Friday, August 6, 2010
In exactly one week, my summer and my maternity leave are coming to an end. I've been wanting to write about this for awhile but am not sure what to say, since the thought of going back to work reduces me to a blubbering, worry-filled mess. That said, I am so grateful that G and I had this time. Eight whole months to fall more and more in love with someone every single day. Eight whole months to watch every single shift and change, no matter how minuscule.

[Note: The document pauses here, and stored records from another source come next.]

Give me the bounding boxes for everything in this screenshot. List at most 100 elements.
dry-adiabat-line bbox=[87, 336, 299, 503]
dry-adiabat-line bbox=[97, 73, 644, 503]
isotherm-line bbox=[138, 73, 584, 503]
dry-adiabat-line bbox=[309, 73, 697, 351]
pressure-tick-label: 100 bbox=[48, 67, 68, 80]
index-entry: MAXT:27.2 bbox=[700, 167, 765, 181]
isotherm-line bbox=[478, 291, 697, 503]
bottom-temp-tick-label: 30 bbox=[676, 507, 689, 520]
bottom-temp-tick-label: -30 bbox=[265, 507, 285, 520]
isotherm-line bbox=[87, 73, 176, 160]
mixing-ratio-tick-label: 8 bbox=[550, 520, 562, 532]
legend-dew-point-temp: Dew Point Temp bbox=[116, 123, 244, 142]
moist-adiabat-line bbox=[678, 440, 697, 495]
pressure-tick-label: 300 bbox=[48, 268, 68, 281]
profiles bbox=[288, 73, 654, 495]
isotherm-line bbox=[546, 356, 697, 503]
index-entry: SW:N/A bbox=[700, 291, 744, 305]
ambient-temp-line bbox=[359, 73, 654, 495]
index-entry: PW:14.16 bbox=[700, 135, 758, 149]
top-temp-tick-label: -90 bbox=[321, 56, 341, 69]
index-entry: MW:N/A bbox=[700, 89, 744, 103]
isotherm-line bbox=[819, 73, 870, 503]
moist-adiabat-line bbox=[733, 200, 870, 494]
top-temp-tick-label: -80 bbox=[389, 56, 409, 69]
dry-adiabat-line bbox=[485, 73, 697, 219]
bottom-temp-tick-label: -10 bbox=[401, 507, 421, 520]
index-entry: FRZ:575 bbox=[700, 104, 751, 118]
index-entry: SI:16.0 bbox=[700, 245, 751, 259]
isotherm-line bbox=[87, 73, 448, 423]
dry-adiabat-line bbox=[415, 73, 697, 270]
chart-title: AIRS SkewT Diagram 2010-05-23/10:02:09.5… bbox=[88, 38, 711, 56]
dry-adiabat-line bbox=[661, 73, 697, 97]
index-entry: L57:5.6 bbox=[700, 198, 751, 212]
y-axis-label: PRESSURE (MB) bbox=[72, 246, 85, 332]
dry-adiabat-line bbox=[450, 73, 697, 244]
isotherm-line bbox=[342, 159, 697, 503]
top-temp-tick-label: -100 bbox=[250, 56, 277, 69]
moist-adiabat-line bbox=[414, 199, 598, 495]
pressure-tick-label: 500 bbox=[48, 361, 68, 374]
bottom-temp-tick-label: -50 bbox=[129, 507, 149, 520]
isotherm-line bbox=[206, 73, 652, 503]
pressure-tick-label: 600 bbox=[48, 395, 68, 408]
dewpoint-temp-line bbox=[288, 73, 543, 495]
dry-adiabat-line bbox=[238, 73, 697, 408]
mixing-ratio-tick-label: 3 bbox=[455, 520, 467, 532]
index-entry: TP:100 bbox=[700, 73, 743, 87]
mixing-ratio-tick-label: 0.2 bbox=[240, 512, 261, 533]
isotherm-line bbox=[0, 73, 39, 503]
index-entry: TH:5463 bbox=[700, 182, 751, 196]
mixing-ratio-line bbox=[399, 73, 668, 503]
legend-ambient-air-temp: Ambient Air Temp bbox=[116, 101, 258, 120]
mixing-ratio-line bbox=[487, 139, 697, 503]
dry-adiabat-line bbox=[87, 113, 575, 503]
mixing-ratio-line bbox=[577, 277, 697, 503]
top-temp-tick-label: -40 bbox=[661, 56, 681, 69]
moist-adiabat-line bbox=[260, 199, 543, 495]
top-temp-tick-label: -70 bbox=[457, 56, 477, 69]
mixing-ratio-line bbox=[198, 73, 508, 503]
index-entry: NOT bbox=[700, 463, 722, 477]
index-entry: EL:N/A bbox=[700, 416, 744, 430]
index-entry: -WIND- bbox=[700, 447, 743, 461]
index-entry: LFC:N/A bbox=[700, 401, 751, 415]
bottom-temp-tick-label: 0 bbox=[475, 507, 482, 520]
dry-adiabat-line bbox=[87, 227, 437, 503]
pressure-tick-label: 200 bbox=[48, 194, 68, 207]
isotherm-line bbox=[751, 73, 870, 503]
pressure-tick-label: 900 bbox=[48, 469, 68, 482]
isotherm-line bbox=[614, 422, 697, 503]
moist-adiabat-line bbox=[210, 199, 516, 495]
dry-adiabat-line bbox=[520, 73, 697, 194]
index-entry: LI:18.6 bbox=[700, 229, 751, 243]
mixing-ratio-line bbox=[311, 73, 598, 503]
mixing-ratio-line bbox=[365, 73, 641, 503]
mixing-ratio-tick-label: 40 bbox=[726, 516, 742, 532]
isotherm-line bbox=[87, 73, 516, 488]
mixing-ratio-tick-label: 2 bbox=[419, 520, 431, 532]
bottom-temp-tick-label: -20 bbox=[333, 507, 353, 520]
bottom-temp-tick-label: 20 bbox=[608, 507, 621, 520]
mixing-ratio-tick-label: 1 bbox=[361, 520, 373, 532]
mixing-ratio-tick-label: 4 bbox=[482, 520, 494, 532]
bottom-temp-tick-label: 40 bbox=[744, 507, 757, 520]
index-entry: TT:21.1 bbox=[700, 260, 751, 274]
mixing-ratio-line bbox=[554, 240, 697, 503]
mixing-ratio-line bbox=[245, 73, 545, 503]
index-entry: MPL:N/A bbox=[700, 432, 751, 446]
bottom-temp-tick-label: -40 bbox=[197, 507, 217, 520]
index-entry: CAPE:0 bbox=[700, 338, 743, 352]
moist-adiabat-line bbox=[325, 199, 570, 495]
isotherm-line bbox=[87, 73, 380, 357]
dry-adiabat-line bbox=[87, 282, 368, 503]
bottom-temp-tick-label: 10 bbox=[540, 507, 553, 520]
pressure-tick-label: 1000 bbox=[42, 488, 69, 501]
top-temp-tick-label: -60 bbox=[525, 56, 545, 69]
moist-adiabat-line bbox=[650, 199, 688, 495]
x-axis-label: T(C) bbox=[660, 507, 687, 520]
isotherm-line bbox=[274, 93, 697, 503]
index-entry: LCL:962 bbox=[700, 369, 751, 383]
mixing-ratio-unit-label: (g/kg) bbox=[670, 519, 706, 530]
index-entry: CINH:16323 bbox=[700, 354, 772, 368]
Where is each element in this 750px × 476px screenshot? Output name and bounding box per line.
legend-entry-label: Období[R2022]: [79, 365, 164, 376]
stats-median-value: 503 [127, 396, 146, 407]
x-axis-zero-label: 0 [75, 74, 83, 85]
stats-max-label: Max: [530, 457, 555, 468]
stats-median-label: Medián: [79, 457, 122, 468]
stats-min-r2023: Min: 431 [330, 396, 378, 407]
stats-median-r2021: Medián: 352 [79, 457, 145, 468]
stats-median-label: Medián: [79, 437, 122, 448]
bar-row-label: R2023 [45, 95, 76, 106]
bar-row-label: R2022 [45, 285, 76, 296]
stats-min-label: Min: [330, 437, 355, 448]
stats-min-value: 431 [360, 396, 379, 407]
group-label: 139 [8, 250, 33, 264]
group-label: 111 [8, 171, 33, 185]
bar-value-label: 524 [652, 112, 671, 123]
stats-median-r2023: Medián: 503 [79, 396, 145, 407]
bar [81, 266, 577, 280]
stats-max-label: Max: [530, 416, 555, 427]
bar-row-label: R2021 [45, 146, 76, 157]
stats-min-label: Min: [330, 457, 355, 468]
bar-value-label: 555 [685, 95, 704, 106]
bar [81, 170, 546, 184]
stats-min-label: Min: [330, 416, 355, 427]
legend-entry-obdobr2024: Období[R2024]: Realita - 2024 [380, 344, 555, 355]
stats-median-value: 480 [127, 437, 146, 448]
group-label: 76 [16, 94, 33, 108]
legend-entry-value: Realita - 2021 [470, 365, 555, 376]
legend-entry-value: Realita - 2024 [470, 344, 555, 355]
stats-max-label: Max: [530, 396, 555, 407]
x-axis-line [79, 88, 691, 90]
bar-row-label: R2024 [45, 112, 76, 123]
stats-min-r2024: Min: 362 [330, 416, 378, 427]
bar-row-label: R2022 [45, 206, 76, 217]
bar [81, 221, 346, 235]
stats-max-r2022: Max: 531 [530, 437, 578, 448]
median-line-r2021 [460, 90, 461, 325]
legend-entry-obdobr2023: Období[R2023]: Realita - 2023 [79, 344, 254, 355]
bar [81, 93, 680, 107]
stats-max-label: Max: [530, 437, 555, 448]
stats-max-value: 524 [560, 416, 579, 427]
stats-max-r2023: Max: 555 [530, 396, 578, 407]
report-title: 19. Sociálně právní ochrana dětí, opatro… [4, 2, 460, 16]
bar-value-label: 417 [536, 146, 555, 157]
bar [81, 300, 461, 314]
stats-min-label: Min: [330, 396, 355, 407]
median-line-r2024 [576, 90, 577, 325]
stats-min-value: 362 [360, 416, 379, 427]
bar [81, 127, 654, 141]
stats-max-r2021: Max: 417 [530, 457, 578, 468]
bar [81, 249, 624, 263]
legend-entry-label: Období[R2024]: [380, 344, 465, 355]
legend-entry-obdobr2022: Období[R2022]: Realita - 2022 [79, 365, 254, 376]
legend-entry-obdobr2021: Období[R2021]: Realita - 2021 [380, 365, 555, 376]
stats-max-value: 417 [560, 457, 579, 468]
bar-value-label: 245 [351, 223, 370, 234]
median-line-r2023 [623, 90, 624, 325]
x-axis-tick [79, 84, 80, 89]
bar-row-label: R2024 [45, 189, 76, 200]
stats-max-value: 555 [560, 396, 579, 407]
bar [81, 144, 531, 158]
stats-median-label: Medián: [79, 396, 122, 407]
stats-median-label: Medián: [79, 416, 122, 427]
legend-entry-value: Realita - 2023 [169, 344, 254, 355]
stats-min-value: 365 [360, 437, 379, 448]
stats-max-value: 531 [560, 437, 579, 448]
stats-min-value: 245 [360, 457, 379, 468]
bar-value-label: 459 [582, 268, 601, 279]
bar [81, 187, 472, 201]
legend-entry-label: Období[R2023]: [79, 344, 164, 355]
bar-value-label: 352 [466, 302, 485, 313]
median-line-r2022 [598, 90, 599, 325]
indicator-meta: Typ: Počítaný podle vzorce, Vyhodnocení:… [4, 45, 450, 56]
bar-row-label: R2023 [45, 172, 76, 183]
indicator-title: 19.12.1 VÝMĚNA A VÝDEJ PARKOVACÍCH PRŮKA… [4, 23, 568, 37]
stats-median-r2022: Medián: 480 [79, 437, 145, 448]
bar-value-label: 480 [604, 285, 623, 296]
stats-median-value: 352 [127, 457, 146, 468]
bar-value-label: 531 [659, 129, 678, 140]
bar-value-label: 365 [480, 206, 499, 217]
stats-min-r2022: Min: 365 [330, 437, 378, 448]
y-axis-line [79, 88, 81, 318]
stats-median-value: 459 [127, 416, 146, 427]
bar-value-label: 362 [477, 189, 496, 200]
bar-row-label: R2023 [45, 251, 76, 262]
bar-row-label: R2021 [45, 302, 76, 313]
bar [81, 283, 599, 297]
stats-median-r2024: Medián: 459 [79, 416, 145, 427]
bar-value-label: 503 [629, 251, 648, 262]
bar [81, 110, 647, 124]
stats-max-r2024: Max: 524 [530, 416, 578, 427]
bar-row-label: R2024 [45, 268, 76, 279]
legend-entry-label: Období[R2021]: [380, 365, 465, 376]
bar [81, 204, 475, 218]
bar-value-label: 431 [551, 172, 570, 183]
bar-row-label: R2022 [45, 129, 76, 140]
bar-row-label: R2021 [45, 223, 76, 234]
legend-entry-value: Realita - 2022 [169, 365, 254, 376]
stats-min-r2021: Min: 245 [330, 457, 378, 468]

It's amazing to me that since G's birth, time has moved simultaneously slower and faster. On one hand I was enjoying all the baby coos, the little garden projects and work done at home at a meditative sort of pace. Watering plants, baking bread, folding tiny socks into each other . . . little sensory revelations. On the other, I couldn't believe how fast she was growing. I couldn't believe how a whole day could pass absorbed in nothing but her. I found myself forgiving my own unrealistic expectations on how much I could actually get accomplish when I was so utterly absorbed with an infant. The concept of "getting things done" has shifted, and that wasn't what this time at home was for, anyway.
In the past few weeks I've found myself working up into a paralyzing frenzy--- Freeze meals! Clean everything! Prepare every lesson you can before going back to teach! What are you doing?! You are not prepared!!!--- and then find myself grateful for a partner who reminds me that life will get in the way despite your best efforts, so why not enjoy another summer evening on the patio with a drink in hand? He has repeatedly reminded me that working or not, I'll always be G's mama and we will all always love each other.
And that makes me smile, instead of panic.